I don't follow the Iditarod, but this town was a checkpoint for several races...
Nenana holds an Ice Classic and takes bets on when the ice in the river will thaw. This tripod is frozen in the river and attached to a timeclock. When the ice breaks up, the tripod moves and stops the timeclock. They gets thousands of bets each year, and last years winner won over $300,000 dollars!
We finally made it to Fairbanks, ate lunch and then boarded a paddle boat for a cruise/tour. Although it was showy, it was fun and educational!
They had a float plane take off and land near our boat so we could see it in action. Most everyone in Alaska has a plane because that is the easiest and quickest way to get places. They will add skis to it in the winter time to land on snow.
We stopped at an iditarod kennel to watch the dogs run a little. Again, they don't like the weather right now, so they only ran a short distance for us.
After their run, they cooled off in the very cold water!
Next we learned more about the Athabaskan way of life. Here a lady is catching and cleaning salmon for drying.

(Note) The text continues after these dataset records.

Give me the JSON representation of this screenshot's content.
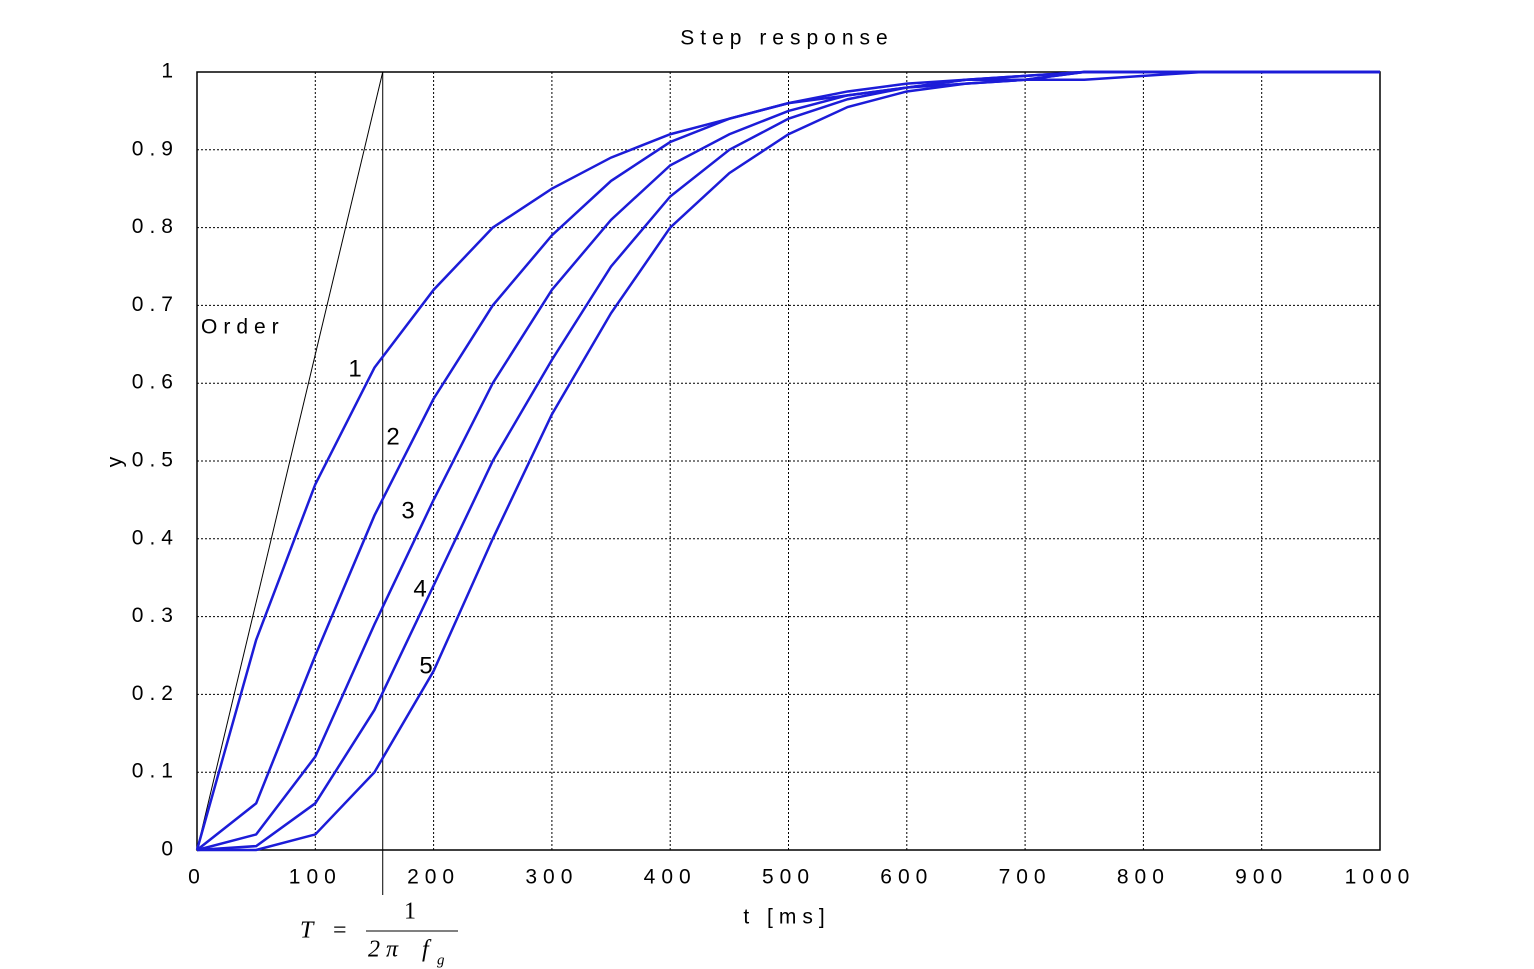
{
  "chart_data": {
    "type": "line",
    "title": "Step response",
    "x_label": "t [ms]",
    "y_label": "y",
    "x": [
      0,
      50,
      100,
      150,
      200,
      250,
      300,
      350,
      400,
      450,
      500,
      550,
      600,
      650,
      700,
      750,
      800,
      850,
      900,
      950,
      1000
    ],
    "series": [
      {
        "name": "1",
        "color": "#1c1cd8",
        "values": [
          0,
          0.27,
          0.47,
          0.62,
          0.72,
          0.8,
          0.85,
          0.89,
          0.92,
          0.94,
          0.96,
          0.97,
          0.98,
          0.985,
          0.99,
          0.99,
          0.995,
          1,
          1,
          1,
          1
        ]
      },
      {
        "name": "2",
        "color": "#1c1cd8",
        "values": [
          0,
          0.06,
          0.25,
          0.43,
          0.58,
          0.7,
          0.79,
          0.86,
          0.91,
          0.94,
          0.96,
          0.975,
          0.985,
          0.99,
          0.995,
          1,
          1,
          1,
          1,
          1,
          1
        ]
      },
      {
        "name": "3",
        "color": "#1c1cd8",
        "values": [
          0,
          0.02,
          0.12,
          0.29,
          0.45,
          0.6,
          0.72,
          0.81,
          0.88,
          0.92,
          0.95,
          0.97,
          0.98,
          0.99,
          0.995,
          1,
          1,
          1,
          1,
          1,
          1
        ]
      },
      {
        "name": "4",
        "color": "#1c1cd8",
        "values": [
          0,
          0.005,
          0.06,
          0.18,
          0.34,
          0.5,
          0.63,
          0.75,
          0.84,
          0.9,
          0.94,
          0.965,
          0.98,
          0.99,
          0.99,
          1,
          1,
          1,
          1,
          1,
          1
        ]
      },
      {
        "name": "5",
        "color": "#1c1cd8",
        "values": [
          0,
          0,
          0.02,
          0.1,
          0.23,
          0.4,
          0.56,
          0.69,
          0.8,
          0.87,
          0.92,
          0.955,
          0.975,
          0.985,
          0.99,
          1,
          1,
          1,
          1,
          1,
          1
        ]
      }
    ],
    "legend_title": "Order",
    "time_constant": 157,
    "formula": {
      "lhs": "T",
      "eq": "=",
      "numerator": "1",
      "denominator": "2 π",
      "f": "f",
      "sub": "g"
    },
    "xlim": [
      0,
      1000
    ],
    "ylim": [
      0,
      1
    ],
    "xticks": [
      0,
      100,
      200,
      300,
      400,
      500,
      600,
      700,
      800,
      900,
      1000
    ],
    "yticks": [
      0,
      0.1,
      0.2,
      0.3,
      0.4,
      0.5,
      0.6,
      0.7,
      0.8,
      0.9,
      1
    ],
    "grid": true
  }
}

This is our paddle boat...
This is a reindeer. Athabaskans would have reindeer in their villages to provide transportation, meat and furs. This reindeer still has the velvet on its antlers. Antlers are shed each year and grow back larger. The velvet is a skin that covers the antlers while they grow, providing nourishment. Once the antlers are full grown, the skin will be shed.
An Athabaskan dress coat made of fur
We met Susan Butcher's husband and bought copies of the book Granite which he signed. Granite was an iditarod dog and champion.

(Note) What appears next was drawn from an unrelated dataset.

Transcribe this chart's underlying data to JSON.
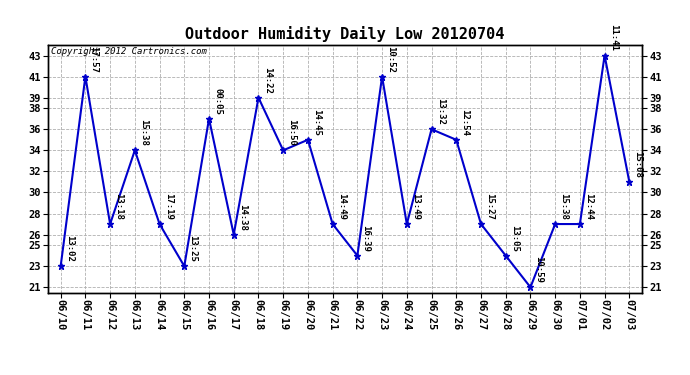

That night, our hotel called and said the Northern Lights were visible, so we all went down to see them. The photos don't do them justice. It would have been nice if we could have gone somewhere really dark to see them, but we were in the parking lot of the hotel, so there were lights on. It was still a wonderful experience!
The next day, our flight wasn't until 9:45 pm, so we had another whole day. I booked us a tour of the city. We started off going to a migration field to see some birds. The guide said during the main migration season, the field is filled with birds of all types! I am not sure what these are...
Here are some Canadian Geese...
We went to North Pole, Alaska to meet Santa Claus. We also saw his reindeer and shopped for Christmas ornaments. The town embraced their Christmas theme and even the McDonalds had candy stripe poles! For their senior project, the kids at the high school, respond to the letters written to Santa each year!
We went to a couple of museums and then to the Pipeline. This was my favorite part of the day. The pipeline is an engineering marvel, and so many obstacles needed to be addressed for it to work.
The pipe is sitting on a support, but the support is not attached to the "H" . The pipe can slide side to side and can bounce when earthquakes hit. The "H" has a cooling system inside so the hot oil in the pipeline won't melt the permafrost under the ground.
When the pipeline goes under ground, it was a different cooling system to protect the permafrost. The pipeline is flown over every day and inspected. They also clean it out regularly to keep sludge for forming. The pipeline is large enough for a person to enter, crouched down, of course!
There you have it...our trip to Alaska! There are so many things I would like to go back and see again, and some new places I learned about on this trip and would like to visit.